Venerdì sera, in consiglio comunale, è stata adottata una variante al Piano urbanistico blindando le zone agricole del territorio di Villanovaforru. “Abbiamo introdotto il divieto per i grandi impianti speculativi di produzione di energia elettrica da fonte rinnovabile. Un passo avanti molto importante.
Volevamo farlo da parecchi anni, perché qui ci scontriamo con la speculazione fin dal 2013. Ma quando sono diventato sindaco, nel 2016, il PUC era in provincia e lì è rimasto per lunghissimo tempo” spiega il sindaco Maurizio Onnis. “Una specie di tragedia burocratica, che ben conosce chi ha provato o prova a portare il Piano urbanistico in consiglio comunale per modificarlo e adeguarlo. Finalmente, qualche giorno fa ci siamo riusciti.
Il PUC verrà pubblicato in Albo pretorio e poi sul BURAS. Chi vuole può andare a consultare il fascicolo delle norme tecniche di attuazione, alle pagine riguardanti la Zona E: il divieto è articolato in modo da arginare ogni minaccia, con l’appoggio di tutte le norme necessarie e disponibili, compresa la Nature Restoration Law dell’Unione Europea, cui anche l’ordinamento italiano si è adeguato un paio di mesi fa.

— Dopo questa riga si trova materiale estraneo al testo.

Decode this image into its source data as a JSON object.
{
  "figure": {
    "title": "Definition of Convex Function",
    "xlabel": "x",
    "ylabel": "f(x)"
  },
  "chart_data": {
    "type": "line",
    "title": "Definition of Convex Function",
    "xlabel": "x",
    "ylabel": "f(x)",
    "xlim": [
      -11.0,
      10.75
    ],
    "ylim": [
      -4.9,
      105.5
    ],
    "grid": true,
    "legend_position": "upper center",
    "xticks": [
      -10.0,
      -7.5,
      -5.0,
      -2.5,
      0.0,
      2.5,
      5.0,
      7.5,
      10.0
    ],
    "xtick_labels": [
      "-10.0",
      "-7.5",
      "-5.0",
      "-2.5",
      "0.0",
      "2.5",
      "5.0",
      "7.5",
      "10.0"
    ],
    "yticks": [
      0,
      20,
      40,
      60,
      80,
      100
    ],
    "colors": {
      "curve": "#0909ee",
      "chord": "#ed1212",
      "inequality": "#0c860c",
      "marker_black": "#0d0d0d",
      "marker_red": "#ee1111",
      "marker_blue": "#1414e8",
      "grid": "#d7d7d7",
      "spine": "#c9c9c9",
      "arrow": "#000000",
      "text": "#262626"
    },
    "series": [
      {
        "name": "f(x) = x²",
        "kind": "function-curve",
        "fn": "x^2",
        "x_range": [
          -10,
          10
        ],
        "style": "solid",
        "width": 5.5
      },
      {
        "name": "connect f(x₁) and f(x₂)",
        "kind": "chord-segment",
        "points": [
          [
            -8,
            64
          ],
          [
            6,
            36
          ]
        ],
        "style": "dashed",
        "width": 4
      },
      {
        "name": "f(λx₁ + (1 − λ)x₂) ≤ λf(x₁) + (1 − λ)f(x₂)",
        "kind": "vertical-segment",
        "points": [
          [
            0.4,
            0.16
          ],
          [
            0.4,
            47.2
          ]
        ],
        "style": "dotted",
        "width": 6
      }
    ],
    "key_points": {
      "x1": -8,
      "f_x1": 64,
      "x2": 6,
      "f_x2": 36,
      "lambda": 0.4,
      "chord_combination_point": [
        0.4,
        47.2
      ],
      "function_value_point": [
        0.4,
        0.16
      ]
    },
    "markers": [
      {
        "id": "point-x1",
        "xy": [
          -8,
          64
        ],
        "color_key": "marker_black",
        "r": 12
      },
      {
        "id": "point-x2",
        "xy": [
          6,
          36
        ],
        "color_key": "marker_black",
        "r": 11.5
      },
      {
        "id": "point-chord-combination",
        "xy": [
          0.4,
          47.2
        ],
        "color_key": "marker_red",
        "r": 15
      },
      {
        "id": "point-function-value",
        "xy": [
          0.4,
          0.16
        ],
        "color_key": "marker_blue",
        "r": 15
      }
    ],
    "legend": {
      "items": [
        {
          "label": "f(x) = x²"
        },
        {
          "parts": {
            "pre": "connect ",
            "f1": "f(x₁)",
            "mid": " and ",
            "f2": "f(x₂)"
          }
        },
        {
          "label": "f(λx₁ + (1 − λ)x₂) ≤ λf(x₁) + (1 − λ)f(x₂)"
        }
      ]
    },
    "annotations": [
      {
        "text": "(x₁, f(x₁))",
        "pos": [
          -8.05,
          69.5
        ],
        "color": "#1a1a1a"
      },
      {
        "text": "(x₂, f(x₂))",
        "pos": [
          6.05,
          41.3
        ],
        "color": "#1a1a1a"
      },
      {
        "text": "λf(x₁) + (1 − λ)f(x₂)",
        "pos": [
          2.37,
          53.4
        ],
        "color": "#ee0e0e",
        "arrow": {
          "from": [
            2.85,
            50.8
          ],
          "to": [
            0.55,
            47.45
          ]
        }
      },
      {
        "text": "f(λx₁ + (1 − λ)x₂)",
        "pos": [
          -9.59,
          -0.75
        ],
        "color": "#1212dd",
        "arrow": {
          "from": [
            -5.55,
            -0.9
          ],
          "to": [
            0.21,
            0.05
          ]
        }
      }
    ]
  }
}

Restano due fatti. Il primo è che siamo soli. Detto meglio: la politica istituzionale ci ha lasciati soli. A distanza di anni dall’avvio dell’aggressione, ci scopriamo ancora qui ad arrabattarci senza poter contare su una difesa realmente efficace da parte della RAS. In secondo luogo, bisogna cominciare a chiederselo: cosa faremo, se e quando le multinazionali supereranno ogni barriera? Cosa faremo, se e quando avremo inutilmente esperito ogni forma legittima di difesa del territorio attraverso le leggi?”.